As the drumbeat of health care reform becomes ever louder, so does the hysteria surrounding system change. Having come of age clinically during the heyday of “managed care”, I find the criticism that “advanced primary care” is just another name for an HMO particularly disingenuous.

In order that some of you might spread the word that this is care far removed from “HumanaCare”, I have taken the Principles from the Patient Centered Primary Care website and noted which were not included in traditional managed care:

Principles of “Advanced Primary Care”  Bold italics  indicates not a part of HMO model

Personal physician—each patient has an ongoing relationship with a personal physician trained to provide first contact, continuous and comprehensive care.

Physician directed medical practice— the personal physician leads a team of individuals at the practice level who collectively take responsibility for the ongoing care of patients.

Whole person orientation—the personal physician is responsible for providing for all the patient’s health care needs or taking responsibility for appropriately arranging care with other qualified professionals. This includes care for all stages of life; acute care; chronic care; preventive services; and end of life care.

Care is coordinated and/or integrated across all elements of the complex health care system (e.g., subspecialty care, hospitals, home health agencies, nursing homes) and the patient’s community (e.g., family, public and private community-based services). Care is facilitated by registries, information technology, health information exchange and other means to assure that patients get the indicated care when and where they need and want it in a culturally and linguistically appropriate manner.

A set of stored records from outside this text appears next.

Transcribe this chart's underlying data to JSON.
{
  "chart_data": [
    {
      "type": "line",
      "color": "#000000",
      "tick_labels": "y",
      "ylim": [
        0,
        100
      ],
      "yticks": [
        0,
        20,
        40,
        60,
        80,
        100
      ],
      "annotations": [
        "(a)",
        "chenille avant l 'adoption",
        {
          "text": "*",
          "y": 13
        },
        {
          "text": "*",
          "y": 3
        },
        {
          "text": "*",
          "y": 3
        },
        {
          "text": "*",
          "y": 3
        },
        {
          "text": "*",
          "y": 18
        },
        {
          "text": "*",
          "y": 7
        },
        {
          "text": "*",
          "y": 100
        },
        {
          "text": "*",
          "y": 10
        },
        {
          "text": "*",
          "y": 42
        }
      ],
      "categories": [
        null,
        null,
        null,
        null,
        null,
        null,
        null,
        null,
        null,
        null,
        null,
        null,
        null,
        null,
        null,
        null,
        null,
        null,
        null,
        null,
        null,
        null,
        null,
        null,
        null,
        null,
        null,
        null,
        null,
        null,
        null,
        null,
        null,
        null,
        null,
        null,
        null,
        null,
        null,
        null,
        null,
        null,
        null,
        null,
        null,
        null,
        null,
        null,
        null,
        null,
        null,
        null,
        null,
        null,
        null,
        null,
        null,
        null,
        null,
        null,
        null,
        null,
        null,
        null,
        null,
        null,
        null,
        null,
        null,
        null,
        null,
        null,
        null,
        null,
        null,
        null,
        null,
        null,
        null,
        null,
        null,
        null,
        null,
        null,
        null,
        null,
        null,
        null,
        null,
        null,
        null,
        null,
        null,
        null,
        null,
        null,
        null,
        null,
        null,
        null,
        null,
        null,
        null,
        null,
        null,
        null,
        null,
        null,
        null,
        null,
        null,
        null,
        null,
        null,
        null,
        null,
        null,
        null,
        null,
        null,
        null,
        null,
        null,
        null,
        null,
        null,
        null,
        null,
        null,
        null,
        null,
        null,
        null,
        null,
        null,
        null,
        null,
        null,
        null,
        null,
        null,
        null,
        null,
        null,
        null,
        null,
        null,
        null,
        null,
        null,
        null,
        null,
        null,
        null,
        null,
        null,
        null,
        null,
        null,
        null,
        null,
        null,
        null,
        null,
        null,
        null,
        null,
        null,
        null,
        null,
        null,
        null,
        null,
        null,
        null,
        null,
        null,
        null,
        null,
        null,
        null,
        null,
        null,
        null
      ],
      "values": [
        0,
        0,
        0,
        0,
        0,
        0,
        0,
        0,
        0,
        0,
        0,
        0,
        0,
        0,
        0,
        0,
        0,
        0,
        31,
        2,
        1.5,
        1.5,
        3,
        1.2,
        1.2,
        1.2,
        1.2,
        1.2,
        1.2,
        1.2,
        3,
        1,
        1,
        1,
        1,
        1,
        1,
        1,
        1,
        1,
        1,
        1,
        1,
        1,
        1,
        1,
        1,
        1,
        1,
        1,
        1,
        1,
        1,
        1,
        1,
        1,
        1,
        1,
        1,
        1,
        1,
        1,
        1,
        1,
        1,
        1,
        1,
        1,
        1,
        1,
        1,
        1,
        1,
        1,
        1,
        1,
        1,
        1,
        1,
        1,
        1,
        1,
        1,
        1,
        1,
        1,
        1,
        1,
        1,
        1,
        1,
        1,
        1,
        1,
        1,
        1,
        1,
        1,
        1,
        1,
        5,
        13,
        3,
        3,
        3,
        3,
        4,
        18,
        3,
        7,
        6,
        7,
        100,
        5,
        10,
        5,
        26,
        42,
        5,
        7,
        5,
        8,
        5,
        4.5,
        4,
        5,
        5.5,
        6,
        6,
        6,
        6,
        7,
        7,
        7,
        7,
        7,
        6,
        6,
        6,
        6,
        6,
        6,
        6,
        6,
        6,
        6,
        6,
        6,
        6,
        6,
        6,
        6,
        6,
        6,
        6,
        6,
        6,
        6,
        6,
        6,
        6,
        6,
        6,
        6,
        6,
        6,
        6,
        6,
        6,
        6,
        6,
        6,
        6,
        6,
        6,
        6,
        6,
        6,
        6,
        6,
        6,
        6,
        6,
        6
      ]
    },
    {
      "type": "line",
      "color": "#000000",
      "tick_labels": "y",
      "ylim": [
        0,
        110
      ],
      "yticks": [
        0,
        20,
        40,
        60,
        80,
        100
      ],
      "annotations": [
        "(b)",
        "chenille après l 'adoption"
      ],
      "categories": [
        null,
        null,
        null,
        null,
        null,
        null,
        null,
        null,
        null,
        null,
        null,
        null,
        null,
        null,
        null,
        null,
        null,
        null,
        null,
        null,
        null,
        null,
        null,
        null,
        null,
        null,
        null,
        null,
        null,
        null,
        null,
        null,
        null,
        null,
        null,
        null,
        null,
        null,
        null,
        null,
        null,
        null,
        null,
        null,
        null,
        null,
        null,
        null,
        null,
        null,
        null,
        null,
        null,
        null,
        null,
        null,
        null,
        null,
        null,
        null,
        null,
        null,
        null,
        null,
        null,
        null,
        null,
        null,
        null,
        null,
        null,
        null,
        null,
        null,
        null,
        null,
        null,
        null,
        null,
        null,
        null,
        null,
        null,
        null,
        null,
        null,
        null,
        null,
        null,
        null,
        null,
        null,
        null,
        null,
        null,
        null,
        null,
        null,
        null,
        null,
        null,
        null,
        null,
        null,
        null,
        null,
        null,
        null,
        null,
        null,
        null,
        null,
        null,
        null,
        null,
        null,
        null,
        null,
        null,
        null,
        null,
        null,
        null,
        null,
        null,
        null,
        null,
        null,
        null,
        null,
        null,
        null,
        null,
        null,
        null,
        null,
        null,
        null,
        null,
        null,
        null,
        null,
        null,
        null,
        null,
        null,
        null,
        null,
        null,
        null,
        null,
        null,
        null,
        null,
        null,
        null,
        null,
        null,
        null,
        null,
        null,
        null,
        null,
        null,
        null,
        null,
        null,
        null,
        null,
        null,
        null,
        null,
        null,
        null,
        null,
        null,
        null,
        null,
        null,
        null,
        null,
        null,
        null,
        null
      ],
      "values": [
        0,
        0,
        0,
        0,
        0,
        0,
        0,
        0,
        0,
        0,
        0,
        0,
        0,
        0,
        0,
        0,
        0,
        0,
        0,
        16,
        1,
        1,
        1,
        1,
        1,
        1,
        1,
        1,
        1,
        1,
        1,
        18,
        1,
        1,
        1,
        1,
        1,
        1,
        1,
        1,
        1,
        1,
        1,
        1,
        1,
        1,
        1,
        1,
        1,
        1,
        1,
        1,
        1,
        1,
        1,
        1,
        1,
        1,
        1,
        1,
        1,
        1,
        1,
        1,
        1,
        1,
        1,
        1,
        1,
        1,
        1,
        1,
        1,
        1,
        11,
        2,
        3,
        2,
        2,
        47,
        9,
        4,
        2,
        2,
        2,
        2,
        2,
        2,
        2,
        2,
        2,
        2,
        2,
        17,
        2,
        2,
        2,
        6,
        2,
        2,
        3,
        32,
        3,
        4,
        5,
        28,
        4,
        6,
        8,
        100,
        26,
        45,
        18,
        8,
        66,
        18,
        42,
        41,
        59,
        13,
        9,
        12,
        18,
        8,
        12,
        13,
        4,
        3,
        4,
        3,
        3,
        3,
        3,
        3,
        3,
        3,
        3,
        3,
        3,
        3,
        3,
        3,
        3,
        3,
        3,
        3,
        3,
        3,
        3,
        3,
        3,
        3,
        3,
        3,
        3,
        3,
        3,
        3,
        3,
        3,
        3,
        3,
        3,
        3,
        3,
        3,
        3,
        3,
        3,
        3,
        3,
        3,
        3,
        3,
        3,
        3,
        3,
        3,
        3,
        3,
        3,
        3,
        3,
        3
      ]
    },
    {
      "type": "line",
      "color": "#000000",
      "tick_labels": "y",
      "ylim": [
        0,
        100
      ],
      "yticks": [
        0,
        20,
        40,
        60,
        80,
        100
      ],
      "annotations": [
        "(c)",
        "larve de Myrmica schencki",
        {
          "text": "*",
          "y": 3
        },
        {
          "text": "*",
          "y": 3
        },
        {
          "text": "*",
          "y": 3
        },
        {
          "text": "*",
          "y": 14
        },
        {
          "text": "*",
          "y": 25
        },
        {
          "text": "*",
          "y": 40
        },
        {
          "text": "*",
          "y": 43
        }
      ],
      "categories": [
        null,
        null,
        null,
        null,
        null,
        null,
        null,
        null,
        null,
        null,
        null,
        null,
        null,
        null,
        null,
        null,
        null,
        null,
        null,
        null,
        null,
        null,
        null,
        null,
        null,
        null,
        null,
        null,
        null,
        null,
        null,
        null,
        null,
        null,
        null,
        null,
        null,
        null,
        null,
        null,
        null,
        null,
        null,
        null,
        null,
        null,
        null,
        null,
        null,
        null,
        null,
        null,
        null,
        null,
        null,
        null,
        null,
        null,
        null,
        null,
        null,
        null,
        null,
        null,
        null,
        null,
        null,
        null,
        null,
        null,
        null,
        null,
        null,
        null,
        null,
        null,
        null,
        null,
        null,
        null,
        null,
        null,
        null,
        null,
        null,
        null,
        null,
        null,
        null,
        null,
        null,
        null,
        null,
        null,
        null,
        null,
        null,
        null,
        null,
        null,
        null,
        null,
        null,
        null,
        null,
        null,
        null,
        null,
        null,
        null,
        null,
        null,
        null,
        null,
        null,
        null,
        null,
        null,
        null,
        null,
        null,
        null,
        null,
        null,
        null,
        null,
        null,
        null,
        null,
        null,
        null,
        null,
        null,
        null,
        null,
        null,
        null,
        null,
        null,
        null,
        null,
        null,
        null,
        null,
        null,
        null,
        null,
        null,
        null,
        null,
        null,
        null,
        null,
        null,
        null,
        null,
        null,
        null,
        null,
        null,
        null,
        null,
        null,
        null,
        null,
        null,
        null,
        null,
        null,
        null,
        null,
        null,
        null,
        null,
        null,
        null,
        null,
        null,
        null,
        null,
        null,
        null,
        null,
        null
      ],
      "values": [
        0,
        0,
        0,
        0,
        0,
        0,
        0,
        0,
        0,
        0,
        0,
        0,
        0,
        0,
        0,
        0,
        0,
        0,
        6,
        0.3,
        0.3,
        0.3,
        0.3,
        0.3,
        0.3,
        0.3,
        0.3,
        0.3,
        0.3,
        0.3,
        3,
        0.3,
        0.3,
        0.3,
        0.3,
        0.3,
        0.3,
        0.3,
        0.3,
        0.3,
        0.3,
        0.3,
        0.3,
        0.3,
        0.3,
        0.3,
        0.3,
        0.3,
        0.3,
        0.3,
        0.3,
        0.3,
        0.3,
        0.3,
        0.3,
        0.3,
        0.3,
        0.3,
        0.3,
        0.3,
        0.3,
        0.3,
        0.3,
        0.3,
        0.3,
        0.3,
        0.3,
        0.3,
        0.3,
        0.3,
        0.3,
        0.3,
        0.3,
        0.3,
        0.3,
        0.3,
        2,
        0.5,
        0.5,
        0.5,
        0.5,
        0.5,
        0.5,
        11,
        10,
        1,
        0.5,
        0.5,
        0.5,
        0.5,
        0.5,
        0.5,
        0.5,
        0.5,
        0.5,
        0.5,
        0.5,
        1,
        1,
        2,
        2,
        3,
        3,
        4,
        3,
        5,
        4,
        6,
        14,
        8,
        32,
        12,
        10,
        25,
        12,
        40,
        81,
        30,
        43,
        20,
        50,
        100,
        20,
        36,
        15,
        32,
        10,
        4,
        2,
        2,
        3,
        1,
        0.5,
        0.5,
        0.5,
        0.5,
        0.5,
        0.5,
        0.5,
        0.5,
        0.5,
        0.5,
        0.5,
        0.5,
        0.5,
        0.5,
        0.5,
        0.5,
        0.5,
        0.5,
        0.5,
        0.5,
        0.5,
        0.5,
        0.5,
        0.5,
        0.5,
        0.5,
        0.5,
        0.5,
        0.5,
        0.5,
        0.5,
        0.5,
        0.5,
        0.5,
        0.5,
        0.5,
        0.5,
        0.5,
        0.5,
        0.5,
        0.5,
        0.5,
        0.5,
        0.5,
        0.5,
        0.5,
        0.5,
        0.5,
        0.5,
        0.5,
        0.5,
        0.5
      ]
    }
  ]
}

Quality and safety are hallmarks of the medical home:

  • Practices advocate for their patients to support the attainment of optimal, patient-centered outcomes that are defined by a care planning process driven by a compassionate, robust partnership between physicians, patients, and the patient’s family.
  • Evidence-based medicine and clinical decision support tools guide decision making.
  • Physicians in the practice accept accountability for continuous quality improvement through voluntary engagement in performance measurement and improvement.
  • Patients actively participate in decision-making and feedback is sought to ensure patients’ expectations are being met.
  • Information technology is utilized appropriately to support optimal patient care, performance measurement  patient education, and enhanced communication
  • Practices go through a voluntary recognition process by an appropriate non-governmental entity to demonstrate that they have the capabilities to provide patient centered services consistent with the medical home model.
  • Patients and families participate in quality improvement activities at the practice level.

Enhanced access to care is available through systems such as open scheduling, expanded hours and new options for communication between patients, their personal physician, and practice staff.

Payment appropriately recognizes the added value provided to patients who have a Patient-Centered Medical Home. The payment structure should be based on the following framework:

  • It should reflect the value of physician and non-physician staff patient-centered care management work that falls outside of the face-to-face visit.
  • It should pay for services associated with coordination of care both within a given practice and between consultants, ancillary providers, and community resources.
  • It should support adoption and use of health information technology for quality improvement.
  • It should support provision of enhanced communication access such as secure e-mail and telephone consultation.
  • It should recognize the value of physician work associated with remote monitoring of clinical data using technology.
  • It should allow for separate fee-for-service payments for face-to-face visits. (Payments for care management services that fall outside of the face-to-face visit, as described above, should not result in a reduction in the payments for face-to-face visits).
  • It should recognize case mix differences in the patient population being treated within the practice.
  • It should allow physicians to share in savings from reduced hospitalizations associated with physician guided care management in the office setting.
  • It should allow for additional payments for achieving measurable and continuous quality improvements.